I REFER to the Berkeley application to build 550 houses in Southwater.
The village of Southwater has had more than its fair share of developments over the years and I think it is fair to say that the majority of people living in the village are against such development.
Various problems arise concerning matters associated with such a development, a few of which I list below.
Road congestion: another 500-plus cars will only exacerbate the already existing problems we see today.
Water supply: with what we now understand about climate change and its effects, who can tell whether or not water supplies will remain adequate in the future.
Surface water drainage: it’s been a problem for years.
Sewage: the addition of 550 houses linked to the existing system cannot be a good idea.
Agricultural land: the loss of farm land, irreplaceable once built on, is another potential disaster. The production of food in this country was not adequate to sustain us in 1942-43 - the same applies now and food supplies are required to be imported.
World demand for food is growing and climate changes, rising sea levels etc, will reduce ‘growing space’. I foresee world demand for food will impact on our ability to import all we need. We cannot afford to keep squandering our own food producing farm land.
In a different vein: countrywide, the village green has traditionally been the heart of the village community - no less in rural Sussex.

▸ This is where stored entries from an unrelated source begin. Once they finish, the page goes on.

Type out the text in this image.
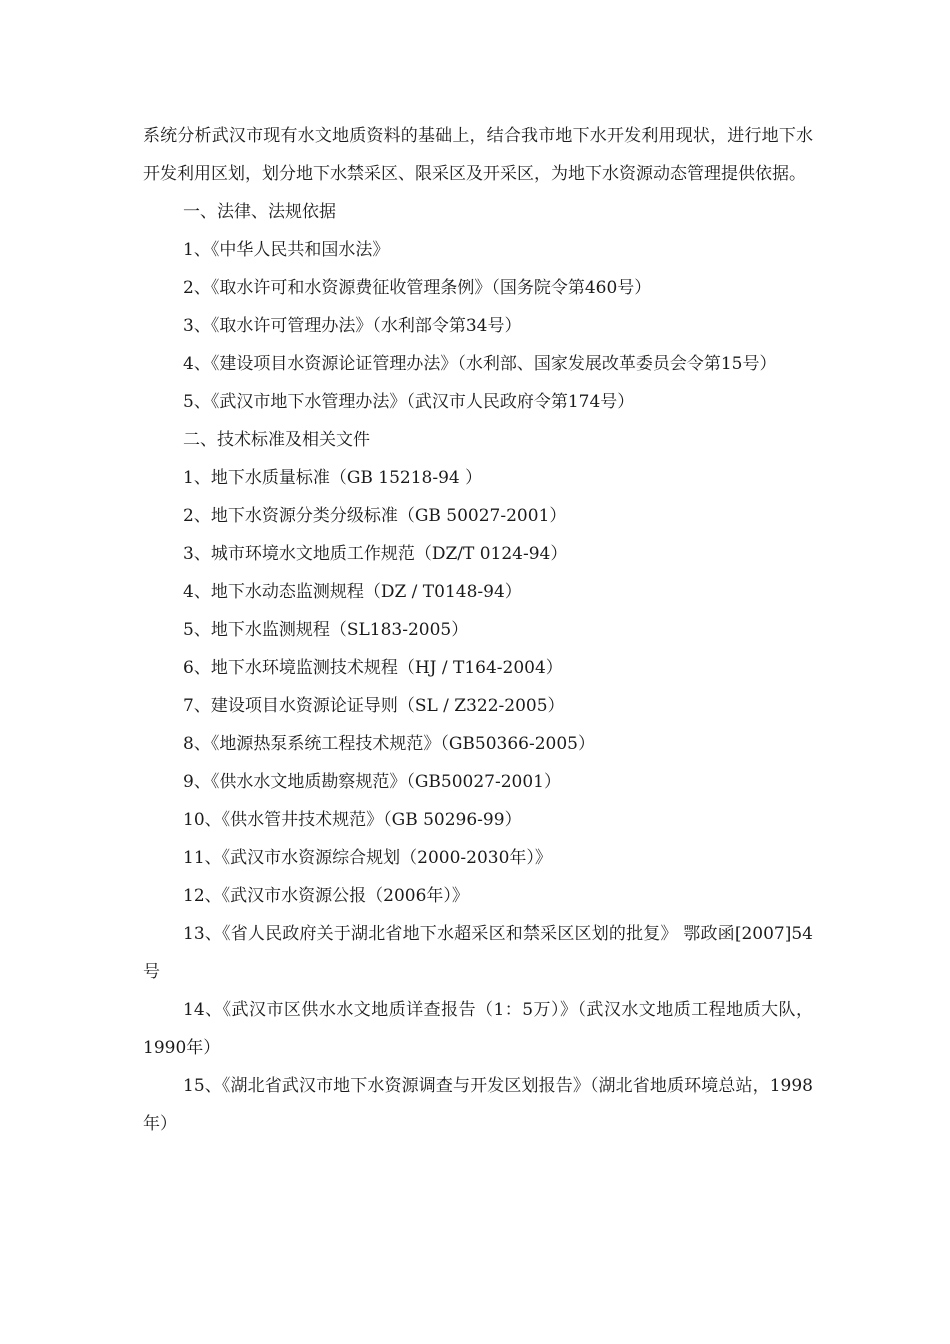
系统分析武汉市现有水文地质资料的基础上，结合我市地下水开发利用现状，进行地下水开发利用区划，划分地下水禁采区、限采区及开采区，为地下水资源动态管理提供依据。

一、法律、法规依据

1、《中华人民共和国水法》

2、《取水许可和水资源费征收管理条例》（国务院令第460号）

3、《取水许可管理办法》（水利部令第34号）

4、《建设项目水资源论证管理办法》（水利部、国家发展改革委员会令第15号）

5、《武汉市地下水管理办法》（武汉市人民政府令第174号）

二、技术标准及相关文件

1、地下水质量标准（GB 15218-94 ）

2、地下水资源分类分级标准（GB 50027-2001）

3、城市环境水文地质工作规范（DZ/T 0124-94）

4、地下水动态监测规程（DZ / T0148-94）

5、地下水监测规程（SL183-2005）

6、地下水环境监测技术规程（HJ / T164-2004）

7、建设项目水资源论证导则（SL / Z322-2005）

8、《地源热泵系统工程技术规范》（GB50366-2005）

9、《供水水文地质勘察规范》（GB50027-2001）

10、《供水管井技术规范》（GB 50296-99）

11、《武汉市水资源综合规划（2000-2030年）》

12、《武汉市水资源公报（2006年）》

13、《省人民政府关于湖北省地下水超采区和禁采区区划的批复》 鄂政函[2007]54号

14、《武汉市区供水水文地质详查报告（1：5万）》（武汉水文地质工程地质大队，1990年）

15、《湖北省武汉市地下水资源调查与开发区划报告》（湖北省地质环境总站，1998年）
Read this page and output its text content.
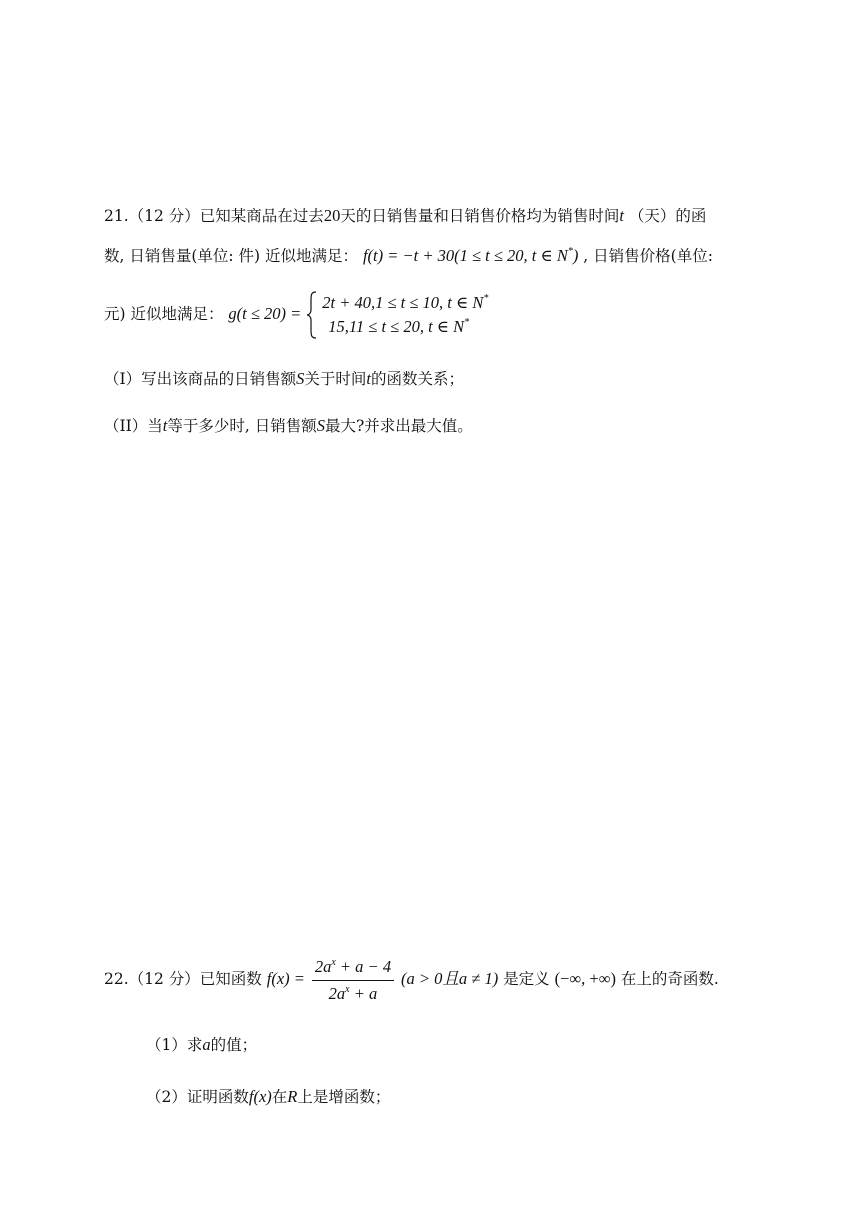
21.（12 分）已知某商品在过去20天的日销售量和日销售价格均为销售时间t （天）的函
数, 日销售量(单位: 件) 近似地满足： f(t) = −t + 30(1 ≤ t ≤ 20, t ∈ N*) , 日销售价格(单位:
元) 近似地满足： g(t ≤ 20) =
2t + 40,1 ≤ t ≤ 10, t ∈ N*
15,11 ≤ t ≤ 20, t ∈ N*
（I）写出该商品的日销售额S关于时间t的函数关系；
（II）当t等于多少时, 日销售额S最大?并求出最大值。
22.（12 分）已知函数 $f(x) = \frac{2a^x + a - 4}{2a^x + a} (a > 0$且a ≠ 1) 是定义 (−∞, +∞) 在上的奇函数.
（1）求a的值；
（2）证明函数f(x)在R上是增函数；
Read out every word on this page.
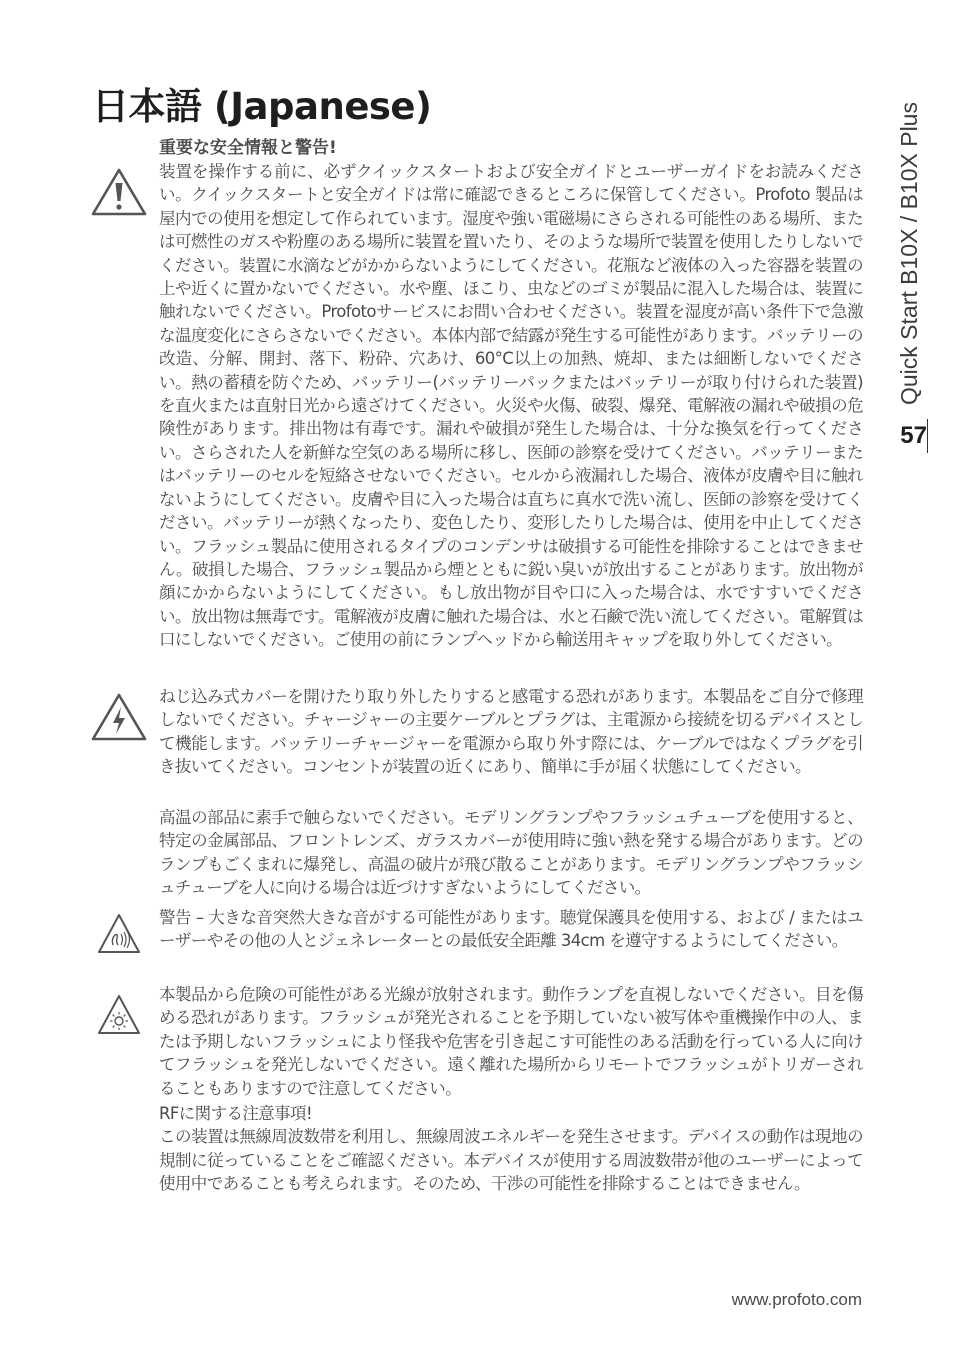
日本語 (Japanese)
重要な安全情報と警告!

装置を操作する前に、必ずクイックスタートおよび安全ガイドとユーザーガイドをお読みください。クイックスタートと安全ガイドは常に確認できるところに保管してください。Profoto 製品は屋内での使用を想定して作られています。湿度や強い電磁場にさらされる可能性のある場所、または可燃性のガスや粉塵のある場所に装置を置いたり、そのような場所で装置を使用したりしないでください。装置に水滴などがかからないようにしてください。花瓶など液体の入った容器を装置の上や近くに置かないでください。水や塵、ほこり、虫などのゴミが製品に混入した場合は、装置に触れないでください。Profotoサービスにお問い合わせください。装置を湿度が高い条件下で急激な温度変化にさらさないでください。本体内部で結露が発生する可能性があります。バッテリーの改造、分解、開封、落下、粉砕、穴あけ、60°C以上の加熱、焼却、または細断しないでください。熱の蓄積を防ぐため、バッテリー(バッテリーパックまたはバッテリーが取り付けられた装置)を直火または直射日光から遠ざけてください。火災や火傷、破裂、爆発、電解液の漏れや破損の危険性があります。排出物は有毒です。漏れや破損が発生した場合は、十分な換気を行ってください。さらされた人を新鮮な空気のある場所に移し、医師の診察を受けてください。バッテリーまたはバッテリーのセルを短絡させないでください。セルから液漏れした場合、液体が皮膚や目に触れないようにしてください。皮膚や目に入った場合は直ちに真水で洗い流し、医師の診察を受けてください。バッテリーが熱くなったり、変色したり、変形したりした場合は、使用を中止してください。フラッシュ製品に使用されるタイプのコンデンサは破損する可能性を排除することはできません。破損した場合、フラッシュ製品から煙とともに鋭い臭いが放出することがあります。放出物が顔にかからないようにしてください。もし放出物が目や口に入った場合は、水ですすいでください。放出物は無毒です。電解液が皮膚に触れた場合は、水と石鹸で洗い流してください。電解質は口にしないでください。ご使用の前にランプヘッドから輸送用キャップを取り外してください。

ねじ込み式カバーを開けたり取り外したりすると感電する恐れがあります。本製品をご自分で修理しないでください。チャージャーの主要ケーブルとプラグは、主電源から接続を切るデバイスとして機能します。バッテリーチャージャーを電源から取り外す際には、ケーブルではなくプラグを引き抜いてください。コンセントが装置の近くにあり、簡単に手が届く状態にしてください。

高温の部品に素手で触らないでください。モデリングランプやフラッシュチューブを使用すると、特定の金属部品、フロントレンズ、ガラスカバーが使用時に強い熱を発する場合があります。どのランプもごくまれに爆発し、高温の破片が飛び散ることがあります。モデリングランプやフラッシュチューブを人に向ける場合は近づけすぎないようにしてください。

警告 – 大きな音突然大きな音がする可能性があります。聴覚保護具を使用する、および / またはユーザーやその他の人とジェネレーターとの最低安全距離 34cm を遵守するようにしてください。

本製品から危険の可能性がある光線が放射されます。動作ランプを直視しないでください。目を傷める恐れがあります。フラッシュが発光されることを予期していない被写体や重機操作中の人、または予期しないフラッシュにより怪我や危害を引き起こす可能性のある活動を行っている人に向けてフラッシュを発光しないでください。遠く離れた場所からリモートでフラッシュがトリガーされることもありますので注意してください。

RFに関する注意事項!
この装置は無線周波数帯を利用し、無線周波エネルギーを発生させます。デバイスの動作は現地の規制に従っていることをご確認ください。本デバイスが使用する周波数帯が他のユーザーによって使用中であることも考えられます。そのため、干渉の可能性を排除することはできません。

Quick Start B10X / B10X Plus
57
www.profoto.com
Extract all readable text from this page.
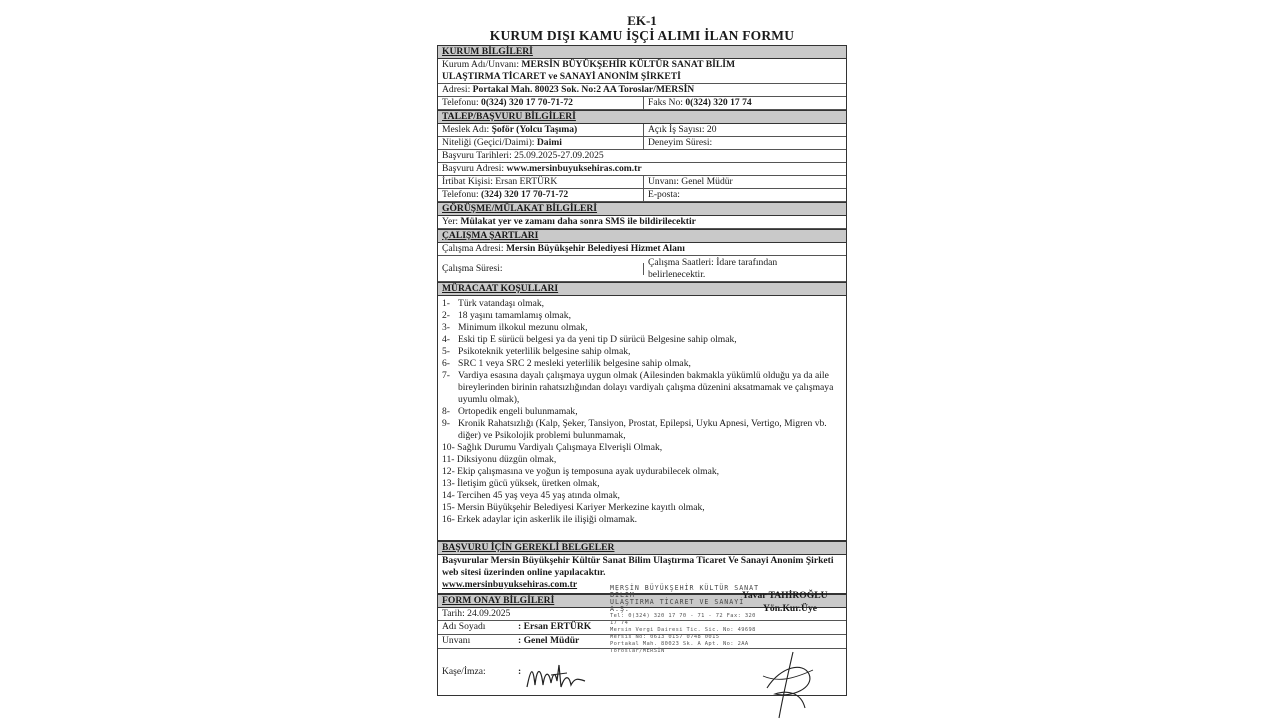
EK-1
KURUM DIŞI KAMU İŞÇİ ALIMI İLAN FORMU
KURUM BİLGİLERİ
Kurum Adı/Unvanı: MERSİN BÜYÜKŞEHİR KÜLTÜR SANAT BİLİM
ULAŞTIRMA TİCARET ve SANAYİ ANONİM ŞİRKETİ
Adresi: Portakal Mah. 80023 Sok. No:2 AA Toroslar/MERSİN
Telefonu: 0(324) 320 17 70-71-72	Faks No: 0(324) 320 17 74
TALEP/BAŞVURU BİLGİLERİ
Meslek Adı: Şoför (Yolcu Taşıma)	Açık İş Sayısı: 20
Niteliği (Geçici/Daimi): Daimi	Deneyim Süresi:
Başvuru Tarihleri: 25.09.2025-27.09.2025
Başvuru Adresi: www.mersinbuyuksehiras.com.tr
İrtibat Kişisi: Ersan ERTÜRK	Unvanı: Genel Müdür
Telefonu: (324) 320 17 70-71-72	E-posta:
GÖRÜŞME/MÜLAKAT BİLGİLERİ
Yer: Mülakat yer ve zamanı daha sonra SMS ile bildirilecektir
ÇALIŞMA ŞARTLARI
Çalışma Adresi: Mersin Büyükşehir Belediyesi Hizmet Alanı
Çalışma Süresi:
Çalışma Saatleri: İdare tarafından
belirlenecektir.
MÜRACAAT KOŞULLARI
1- Türk vatandaşı olmak,
2- 18 yaşını tamamlamış olmak,
3- Minimum ilkokul mezunu olmak,
4- Eski tip E sürücü belgesi ya da yeni tip D sürücü Belgesine sahip olmak,
5- Psikoteknik yeterlilik belgesine sahip olmak,
6- SRC 1 veya SRC 2 mesleki yeterlilik belgesine sahip olmak,
7- Vardiya esasına dayalı çalışmaya uygun olmak (Ailesinden bakmakla yükümlü olduğu ya da aile bireylerinden birinin rahatsızlığından dolayı vardiyalı çalışma düzenini aksatmamak ve çalışmaya uyumlu olmak),
8- Ortopedik engeli bulunmamak,
9- Kronik Rahatsızlığı (Kalp, Şeker, Tansiyon, Prostat, Epilepsi, Uyku Apnesi, Vertigo, Migren vb. diğer) ve Psikolojik problemi bulunmamak,
10- Sağlık Durumu Vardiyalı Çalışmaya Elverişli Olmak,
11- Diksiyonu düzgün olmak,
12- Ekip çalışmasına ve yoğun iş temposuna ayak uydurabilecek olmak,
13- İletişim gücü yüksek, üretken olmak,
14- Tercihen 45 yaş veya 45 yaş atında olmak,
15- Mersin Büyükşehir Belediyesi Kariyer Merkezine kayıtlı olmak,
16- Erkek adaylar için askerlik ile ilişiği olmamak.
BAŞVURU İÇİN GEREKLİ BELGELER
Başvurular Mersin Büyükşehir Kültür Sanat Bilim Ulaştırma Ticaret Ve Sanayi Anonim Şirketi web sitesi üzerinden online yapılacaktır.
www.mersinbuyuksehiras.com.tr
FORM ONAY BİLGİLERİ
Tarih: 24.09.2025
Adı Soyadı	: Ersan ERTÜRK
Unvanı	: Genel Müdür
Kaşe/İmza:	:
Yavar TAHİROĞLU
Yön.Kur.Üye
MERSİN BÜYÜKŞEHİR KÜLTÜR SANAT BİLİM
ULAŞTIRMA TİCARET VE SANAYİ A.Ş.
Tel: 0(324) 320 17 70 - 71 - 72 Fax: 320 17 74
Mersin Vergi Dairesi Tic. Sic. No: 49698
Mersis No: 0613 0157 0748 0015
Portakal Mah. 80023 Sk. A Apt. No: 2AA Toroslar/MERSİN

The nearest thing we have to a village green is the cricket ground which in the past has been the venue for various village functions.
This is now scheduled to be resituated on the village periphery - a decision out of keeping with all community thinking and common sense.
The people of Southwater have made it quite clear that they do not want this further development which will blight what is left of the unspoilt part of the village.
With this in mind I ask you to remember what David Cameron said in his election manifesto: ‘Local people must have more say and control over affairs which affect their community’. I ask you to listen to what our local people are saying: no more development.